Egypt’s former Deputy Minister of Culture, Mohsen Shaalan, is also an artist, so when he was sentenced to serve a one-year prison term after being blamed for the lax security that facilitated the theft of the $55-million Vincent van Gogh painting “Poppy Flowers” from the Mohamed Mahmoud Khalil Museum in Dokki in 2010, the 62-year-old painter seized the opportunity to turn his cell into a studio. An exhibition of his prison oeuvre opened on February 16 at Cairo’s Gezira Center for Modern Art.
Shaalan’s show, “Black Cat: A Prison Experience,” features large-scale oil paintings and ink drawings, and feature the recurring figure of a black cat that hung around the artist’s cell, and became a symbol of injustice and corruption, Ahram Online reports.
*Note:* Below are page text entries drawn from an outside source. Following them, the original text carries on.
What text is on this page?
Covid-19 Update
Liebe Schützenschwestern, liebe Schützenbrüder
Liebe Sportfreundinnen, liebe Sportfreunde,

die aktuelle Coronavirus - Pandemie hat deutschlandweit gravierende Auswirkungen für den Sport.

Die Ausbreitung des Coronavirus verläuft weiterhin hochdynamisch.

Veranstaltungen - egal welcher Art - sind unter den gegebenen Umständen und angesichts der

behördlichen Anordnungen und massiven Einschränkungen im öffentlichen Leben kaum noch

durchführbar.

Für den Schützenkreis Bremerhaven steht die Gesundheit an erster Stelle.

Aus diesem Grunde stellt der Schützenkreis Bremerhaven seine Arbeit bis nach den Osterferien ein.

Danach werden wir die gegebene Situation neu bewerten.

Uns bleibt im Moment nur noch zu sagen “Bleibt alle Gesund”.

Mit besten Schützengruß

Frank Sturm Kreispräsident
One work in the exhibition, “Held for Questioning,” shows three figures standing in line, the first of them wearing a shirt that bears an image of the stolen van Gogh painting.
During his time in prison, which included the Arab Spring uprisings that brought revolutionary change to Egypt, Shaalan painter continuously, even adorning his cell’s walls with artworks. “Art gives you the freedom to use symbols that no one can take away from you,” Shaalan told Ahram Online.
Mohsen Shaalan’s “Black Cat: A Prison Experience” continues at the Gezira Center for Modern Art through February 28.